0
Felsefi düşünce insanın evreni içinde kendi varlığını merak etmesiyle ve bu konuda sorular sormasıyla başlar. Felsefe için merak etmek ve soru sormak yeterli değildir. Sorulara sistemli bir açıklama getirmek de önemlidir. Aynı zamanda getirilecek olan açıklamanın sistemli veya sistemsiz olması gerektiği de felsefenin bir sorusudur. Felsefi düşünüş sıradan düşünüşten tamamen farklıdır. Onun ayırt edici özelliği kavramsal ve/veya soyut olma çabasıdır. Felsefi düşüncenin yöntemleri insana hemen her konuda akıl yürütebilmesi için gerekli temelleri sağlar. Felsefe eleştirel bir düşünüş biçimidir.
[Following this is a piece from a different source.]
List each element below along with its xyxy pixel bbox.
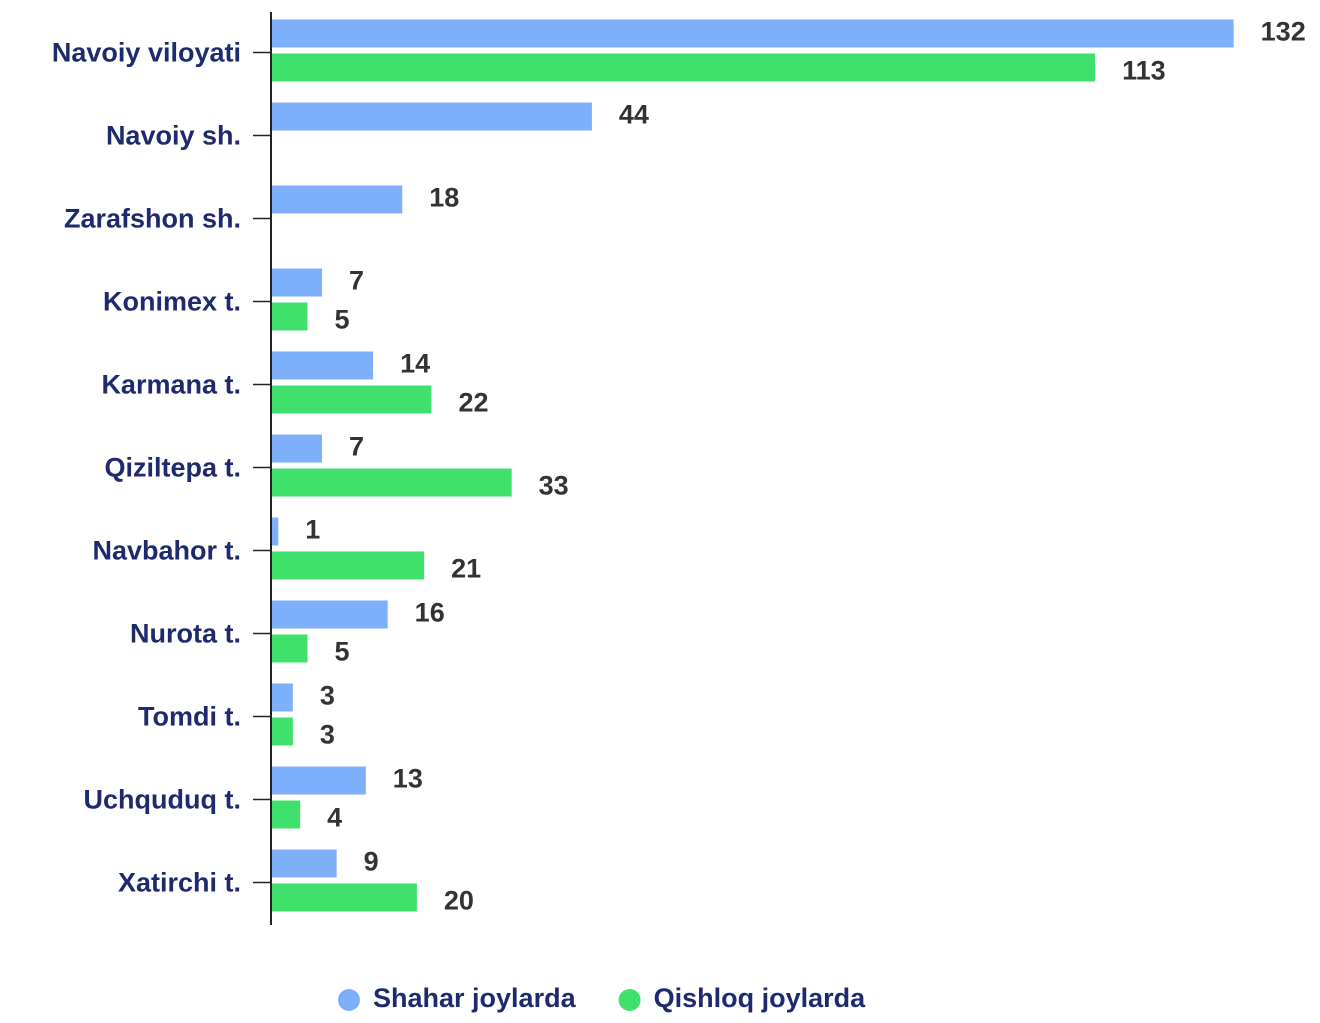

Felsefi düşünce önceden kazanılmış bilgiler üzerine bir düşüncedir. Temel yöntemdir. Bunun üzerine sorgulama açıklama inşa edilir.
Felsefe diğer disiplenlerden sorgulama yöntemiyle ayrılır. Filozoflar, ilginç, harika veya şaşırtıcı buldukları bir konudaki şüpheleriyle ilgili anlaşılır örnekler verebilmek için, genellikle sorularını problemler veya bilmeceler olarak çerçevelendirirler. Bu sorular genellikle bir inanca ait varsayımlarla veya insanların karar vermek için kullandıkları yöntemlerle ilgilidir.
Filozoflar problemleri mantıksal bir şekilde ortaya koyarlar. Tarihsel olarak geleneksel mantığın kıyaslarını, Frege ve Russell'dan itibaren de sembolik mantık kullanır ve daha sonra kritik okuma ve fikir yürütmelerle bir sonuca doğru ilerlerler. Sokrat gibi, tartışmayla veya diğerlerinin ileri sürdükleri fikirlere cevap vererek ya da dikkatli kişisel düşünmeyle cevap ararlar. Filozoflar bu yöntemlerin birbirine göre üstünlükleirini tartışa gelmişler, örneğin felsefi "çözümlerin" nesnel, kesin yani gerçeklik hakkında bilgi veren mi; yoksa konuştuğumuz dilin mantığına açıklık kazandıran veya hatta kişisel terapi mi olduğunu sorgulamışlardır.